Dans Roughest Africa ( Laurel dans la jungle), sorti en 1923, Stan Laurel filme des animaux sauvages, se retrouve nez à nez avec un lion et chasse l’éléphant à la dynamite, » exploits » que Tintin accomplira, lui aussi, lors de son aventure congolaise. Dans Tintin en Amérique (1931-1932), le petit reporter entreprend une périlleuse sortie sur la façade d’un immeuble, transposition d’une séquence de Feet First ( A la hauteur, 1930), deuxième film parlant d’Harold Lloyd. Dans A Night at the Opera (1935), Groucho Marx s’échappe d’une cabine de bateau par un hublot et gagne une cabine supérieure à l’aide d’une corde. Tintin fera de même dans Le Crabe aux pinces d’or (1940-1941), juste avant sa première rencontre avec le capitaine Haddock. Dans le même album, la scène de la fuite dans le cellier et de l’enivrement de Haddock et Tintin est une réminiscence d’une séquence analogue de The Flying Deuces ( Les Conscrits, 1939), un Laurel et Hardy dont Hergé tirera plusieurs idées : l’envoi des bouchons de champagne dans les yeux des poursuivants, l’évasion des héros en avion, le crash de l’appareil…

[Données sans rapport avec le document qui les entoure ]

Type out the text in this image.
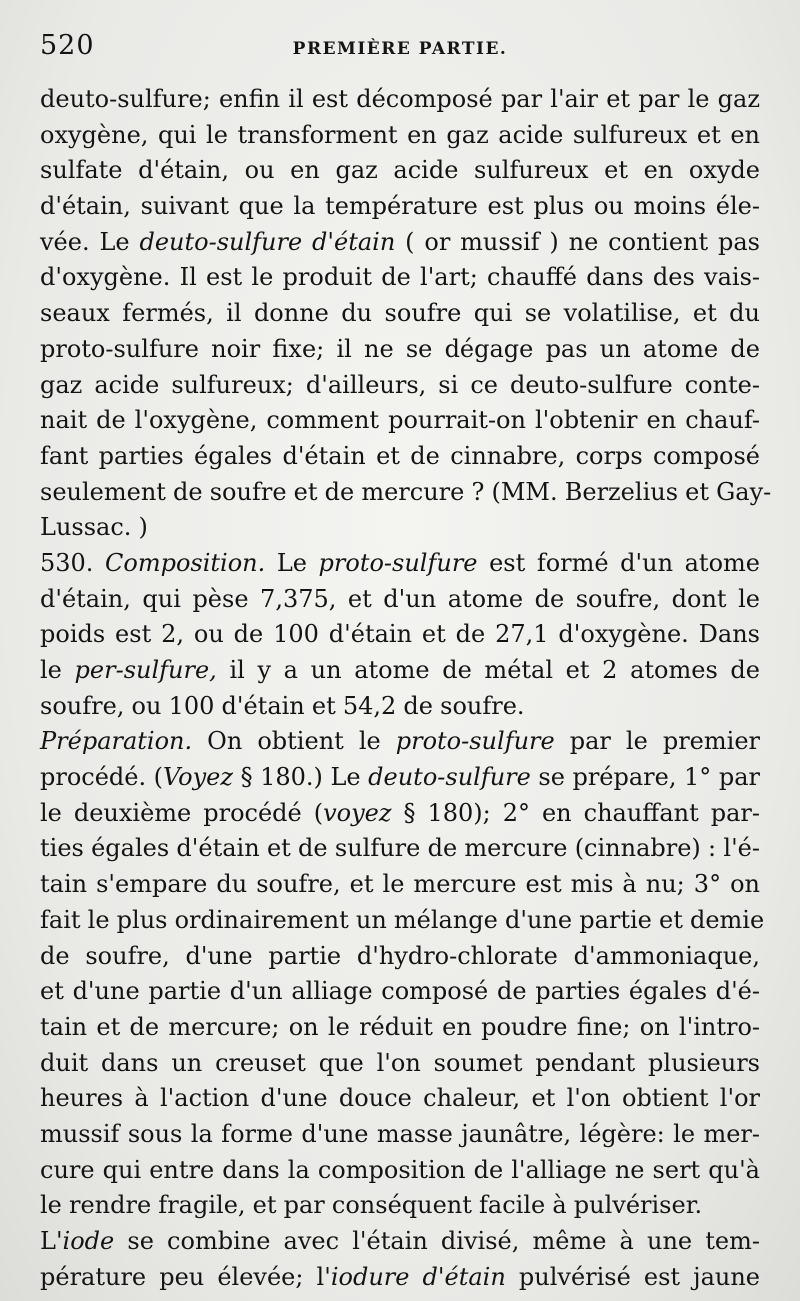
520	PREMIÈRE PARTIE.
deuto-sulfure; enfin il est décomposé par l'air et par le gaz
oxygène, qui le transforment en gaz acide sulfureux et en
sulfate d'étain, ou en gaz acide sulfureux et en oxyde
d'étain, suivant que la température est plus ou moins éle-
vée. Le deuto-sulfure d'étain ( or mussif ) ne contient pas
d'oxygène. Il est le produit de l'art; chauffé dans des vais-
seaux fermés, il donne du soufre qui se volatilise, et du
proto-sulfure noir fixe; il ne se dégage pas un atome de
gaz acide sulfureux; d'ailleurs, si ce deuto-sulfure conte-
nait de l'oxygène, comment pourrait-on l'obtenir en chauf-
fant parties égales d'étain et de cinnabre, corps composé
seulement de soufre et de mercure ? (MM. Berzelius et Gay-
Lussac. )
530. Composition. Le proto-sulfure est formé d'un atome
d'étain, qui pèse 7,375, et d'un atome de soufre, dont le
poids est 2, ou de 100 d'étain et de 27,1 d'oxygène. Dans
le per-sulfure, il y a un atome de métal et 2 atomes de
soufre, ou 100 d'étain et 54,2 de soufre.
Préparation. On obtient le proto-sulfure par le premier
procédé. (Voyez § 180.) Le deuto-sulfure se prépare, 1° par
le deuxième procédé (voyez § 180); 2° en chauffant par-
ties égales d'étain et de sulfure de mercure (cinnabre) : l'é-
tain s'empare du soufre, et le mercure est mis à nu; 3° on
fait le plus ordinairement un mélange d'une partie et demie
de soufre, d'une partie d'hydro-chlorate d'ammoniaque,
et d'une partie d'un alliage composé de parties égales d'é-
tain et de mercure; on le réduit en poudre fine; on l'intro-
duit dans un creuset que l'on soumet pendant plusieurs
heures à l'action d'une douce chaleur, et l'on obtient l'or
mussif sous la forme d'une masse jaunâtre, légère: le mer-
cure qui entre dans la composition de l'alliage ne sert qu'à
le rendre fragile, et par conséquent facile à pulvériser.
L'iode se combine avec l'étain divisé, même à une tem-
pérature peu élevée; l'iodure d'étain pulvérisé est jaune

Films policiers, d’espionnage, de pirates…
Les films policiers ont aussi influencé le dessinateur : Tintin se comporte en détective plutôt qu’en journaliste. Dans L’Oreille cassée, Milou, ironique, estime que son maître se prend pour Sherlock Holmes. Hergé s’inspire également des films d’espionnage : Rastapopoulos est le cerveau d’une organisation souterraine ; et il est question de microfilms dans les albums Objectif Lune et L’Affaire Tournesol. Les films de guerre et d’aviation sont aussi une source exploitée à plusieurs reprises. Comme le pilote Dick Grace, héros du film Wings ( Les Ailes, 1927), de William A. Wellman, Tintin sort toujours indemne des pires crashs aéronautiques (dans les Soviets, les Cigares du pharaon, L’Ile noire et Le Crabe aux pinces d’or).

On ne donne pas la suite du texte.